ATTENSITY WHITE PAPER                              Unleashing the Voice of the Customer                                                                                            12

ATTENSITY PRIVATE
Attensity’s Voice of the Customer Domain
    Attensity’s Voice of the Customer Domain is the culmination of research and real-world data combined to create a foundation for
    Attensity to accurately extract information from customer feedback. It includes common terms, abbreviations, morphologies,
    classification, and category sets for capturing customer opinions and experiences. Unstructured feedback data runs through
    Attensity’s customer domain-driven engines to mine facts from customer feedback that are easy to understand and analyze.
    Automatic categorization of feedback enables analysts to rapidly and accurately find trends and themes in mountains of
    unstructured feedback. Attensity also organizes the output so managers have a construct for looking at feedback over time.
    Out of the box, some supported categories include:
    • Positive and negative communication
    • Positive and negative sentiment
    • Positive and negative responses at the product and service level
    • Requests for information about opening an account, ordering goods and payments
    • Return and discount requests and issues
    • Types of goodwill gestures
    • Positive and negative staff feedback
    • Follow-up, action requested, cry for help

    Attensity’s Semantic Voice Engine
    The Attensity VoC solution also includes Attensity’s Semantic Voice engine, which is tuned to accurately identify the many voices
    a customer uses when articulating feedback. The engine provides additional information about the tone of the feedback, which
    is critical for getting an accurate picture of what the customer is trying to say. Attensity’s Semantic Voice Engine provides
    companies crucial insights into their data as it can be used to distinguish information that would be lost in any non-linguistic
    based method of text analysis.
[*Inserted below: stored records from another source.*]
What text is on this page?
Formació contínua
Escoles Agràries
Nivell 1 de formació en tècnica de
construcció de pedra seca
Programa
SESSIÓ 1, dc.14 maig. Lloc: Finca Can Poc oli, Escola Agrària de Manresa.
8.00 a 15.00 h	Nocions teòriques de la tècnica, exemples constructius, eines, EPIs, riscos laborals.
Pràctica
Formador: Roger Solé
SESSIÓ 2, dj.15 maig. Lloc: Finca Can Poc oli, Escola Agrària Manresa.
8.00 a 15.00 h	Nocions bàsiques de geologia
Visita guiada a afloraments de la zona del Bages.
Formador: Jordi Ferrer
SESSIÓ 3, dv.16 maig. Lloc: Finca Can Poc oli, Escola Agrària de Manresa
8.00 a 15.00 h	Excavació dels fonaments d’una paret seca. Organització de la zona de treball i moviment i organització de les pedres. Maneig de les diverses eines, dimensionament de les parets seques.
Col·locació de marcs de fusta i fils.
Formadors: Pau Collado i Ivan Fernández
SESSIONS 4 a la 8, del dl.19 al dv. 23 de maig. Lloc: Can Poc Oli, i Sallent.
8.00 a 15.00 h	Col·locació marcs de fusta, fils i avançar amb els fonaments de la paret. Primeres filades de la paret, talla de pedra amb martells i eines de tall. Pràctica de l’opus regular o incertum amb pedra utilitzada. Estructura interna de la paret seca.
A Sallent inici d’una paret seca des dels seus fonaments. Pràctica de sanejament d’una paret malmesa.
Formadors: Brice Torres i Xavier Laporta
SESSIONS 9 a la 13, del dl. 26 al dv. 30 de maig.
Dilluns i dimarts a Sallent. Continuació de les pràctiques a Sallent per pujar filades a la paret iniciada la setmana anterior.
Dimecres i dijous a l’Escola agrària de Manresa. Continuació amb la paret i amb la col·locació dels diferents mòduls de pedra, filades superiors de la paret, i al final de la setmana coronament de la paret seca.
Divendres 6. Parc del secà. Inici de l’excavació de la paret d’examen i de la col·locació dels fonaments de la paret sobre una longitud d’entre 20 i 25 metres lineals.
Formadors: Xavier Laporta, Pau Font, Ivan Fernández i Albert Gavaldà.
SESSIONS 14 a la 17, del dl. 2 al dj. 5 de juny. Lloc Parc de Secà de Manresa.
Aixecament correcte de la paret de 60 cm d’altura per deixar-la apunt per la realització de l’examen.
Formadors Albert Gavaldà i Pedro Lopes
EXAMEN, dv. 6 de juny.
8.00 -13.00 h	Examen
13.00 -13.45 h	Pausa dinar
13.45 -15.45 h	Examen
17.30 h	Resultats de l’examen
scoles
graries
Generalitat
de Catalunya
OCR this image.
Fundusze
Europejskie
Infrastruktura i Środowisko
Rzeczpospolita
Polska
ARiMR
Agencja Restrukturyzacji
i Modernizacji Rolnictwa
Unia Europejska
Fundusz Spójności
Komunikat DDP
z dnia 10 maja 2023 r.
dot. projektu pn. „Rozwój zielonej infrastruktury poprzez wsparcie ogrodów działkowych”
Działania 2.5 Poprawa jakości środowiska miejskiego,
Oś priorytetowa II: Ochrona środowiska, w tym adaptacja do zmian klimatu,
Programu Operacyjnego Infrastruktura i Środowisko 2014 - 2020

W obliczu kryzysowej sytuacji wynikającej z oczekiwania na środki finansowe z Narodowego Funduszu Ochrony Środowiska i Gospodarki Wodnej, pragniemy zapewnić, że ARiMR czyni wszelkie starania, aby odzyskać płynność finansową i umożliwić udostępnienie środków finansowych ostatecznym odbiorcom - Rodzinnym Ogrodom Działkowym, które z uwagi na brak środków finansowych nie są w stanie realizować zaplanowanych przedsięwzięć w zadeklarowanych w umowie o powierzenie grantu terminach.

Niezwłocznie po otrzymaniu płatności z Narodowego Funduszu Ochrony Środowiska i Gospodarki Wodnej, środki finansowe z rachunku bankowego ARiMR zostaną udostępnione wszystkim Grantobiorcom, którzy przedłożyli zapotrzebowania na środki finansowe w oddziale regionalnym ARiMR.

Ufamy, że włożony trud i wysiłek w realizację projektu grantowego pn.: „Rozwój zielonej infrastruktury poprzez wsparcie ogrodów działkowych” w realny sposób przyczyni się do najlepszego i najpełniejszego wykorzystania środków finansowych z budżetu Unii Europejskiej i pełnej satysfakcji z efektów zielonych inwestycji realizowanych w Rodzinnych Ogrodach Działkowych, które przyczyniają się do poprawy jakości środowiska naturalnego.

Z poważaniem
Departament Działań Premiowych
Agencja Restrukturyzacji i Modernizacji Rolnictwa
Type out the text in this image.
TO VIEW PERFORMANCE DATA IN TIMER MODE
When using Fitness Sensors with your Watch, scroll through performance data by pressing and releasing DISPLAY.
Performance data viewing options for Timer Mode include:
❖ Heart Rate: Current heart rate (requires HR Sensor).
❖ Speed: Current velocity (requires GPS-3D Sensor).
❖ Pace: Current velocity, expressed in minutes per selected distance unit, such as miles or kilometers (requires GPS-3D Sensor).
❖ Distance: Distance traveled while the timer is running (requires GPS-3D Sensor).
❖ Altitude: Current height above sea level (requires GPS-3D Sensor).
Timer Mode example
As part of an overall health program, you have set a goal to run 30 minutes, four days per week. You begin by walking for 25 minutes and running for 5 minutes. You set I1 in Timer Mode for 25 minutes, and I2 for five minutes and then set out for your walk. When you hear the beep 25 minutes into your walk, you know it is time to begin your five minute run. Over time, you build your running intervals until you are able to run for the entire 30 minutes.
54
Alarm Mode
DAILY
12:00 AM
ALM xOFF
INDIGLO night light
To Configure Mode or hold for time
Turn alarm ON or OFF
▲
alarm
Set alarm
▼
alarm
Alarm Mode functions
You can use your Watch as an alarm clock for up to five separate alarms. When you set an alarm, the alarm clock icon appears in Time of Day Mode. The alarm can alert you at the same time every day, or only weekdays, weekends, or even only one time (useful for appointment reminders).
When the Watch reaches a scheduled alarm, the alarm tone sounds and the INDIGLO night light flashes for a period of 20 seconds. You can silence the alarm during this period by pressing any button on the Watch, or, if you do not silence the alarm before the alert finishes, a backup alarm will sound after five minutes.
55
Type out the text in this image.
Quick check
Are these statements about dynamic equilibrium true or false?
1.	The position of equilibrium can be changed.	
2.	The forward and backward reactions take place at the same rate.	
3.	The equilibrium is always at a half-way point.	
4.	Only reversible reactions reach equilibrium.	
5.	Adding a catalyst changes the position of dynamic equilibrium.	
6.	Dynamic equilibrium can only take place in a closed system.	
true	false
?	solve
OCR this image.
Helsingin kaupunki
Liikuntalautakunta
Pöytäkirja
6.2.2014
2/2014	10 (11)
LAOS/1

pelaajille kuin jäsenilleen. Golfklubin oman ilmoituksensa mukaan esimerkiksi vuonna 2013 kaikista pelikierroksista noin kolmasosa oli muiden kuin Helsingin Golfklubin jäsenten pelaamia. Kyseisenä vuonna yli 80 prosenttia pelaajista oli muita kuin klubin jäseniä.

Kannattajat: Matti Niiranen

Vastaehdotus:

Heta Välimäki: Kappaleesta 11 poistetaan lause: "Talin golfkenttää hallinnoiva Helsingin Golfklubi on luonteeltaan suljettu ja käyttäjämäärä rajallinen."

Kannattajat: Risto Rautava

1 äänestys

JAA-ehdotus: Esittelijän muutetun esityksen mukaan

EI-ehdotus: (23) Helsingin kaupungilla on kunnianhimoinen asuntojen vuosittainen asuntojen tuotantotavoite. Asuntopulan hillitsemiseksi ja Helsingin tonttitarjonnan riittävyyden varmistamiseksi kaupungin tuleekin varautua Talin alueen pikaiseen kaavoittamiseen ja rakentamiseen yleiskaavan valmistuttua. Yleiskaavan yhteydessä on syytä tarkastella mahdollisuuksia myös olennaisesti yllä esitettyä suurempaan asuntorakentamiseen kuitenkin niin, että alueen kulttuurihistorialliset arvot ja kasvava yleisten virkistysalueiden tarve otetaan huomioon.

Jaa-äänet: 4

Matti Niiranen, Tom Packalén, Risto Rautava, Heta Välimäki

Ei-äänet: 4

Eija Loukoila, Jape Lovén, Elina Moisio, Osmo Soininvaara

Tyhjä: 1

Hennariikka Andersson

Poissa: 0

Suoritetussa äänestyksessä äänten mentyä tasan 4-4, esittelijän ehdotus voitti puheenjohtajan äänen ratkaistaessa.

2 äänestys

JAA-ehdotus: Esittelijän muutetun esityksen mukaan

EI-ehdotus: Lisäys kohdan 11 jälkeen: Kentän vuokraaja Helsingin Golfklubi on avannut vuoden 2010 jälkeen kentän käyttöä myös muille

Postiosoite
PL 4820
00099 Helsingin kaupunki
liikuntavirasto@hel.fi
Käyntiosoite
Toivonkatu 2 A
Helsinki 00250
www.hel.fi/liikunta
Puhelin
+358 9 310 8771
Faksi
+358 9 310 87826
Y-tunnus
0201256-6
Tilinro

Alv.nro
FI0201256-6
Attensity has built into its engine the most robust set of voices in the industry which enables it to
    provide in-depth customer feedback analysis, making the application a leading offering for customer feedback analysis.

    Attensity’s Model Factory™
    Someone analyzing a single piece of feedback, such as an email or the text fields in a survey response, can easily detect the
    written clues about customer’s potential to churn, return products, promote the company, or expand their relationship with the
    company. However, a single person can hardly be expected to parse and process the thousands upon thousands of customer
    comments, requests, or demands large organizations collect monthly. In those cases, analysts may never find the clues hiding in
    their verbatim feedback. Attensity’s Model Factory makes these unstructured indicators available to customer segmentation and
    predictive models. Attensity’s Model Factory is a tool that promotes facts, variables, and flags to predictive and other statistical
    models for use in churn, segmentation, and other predictive analytics.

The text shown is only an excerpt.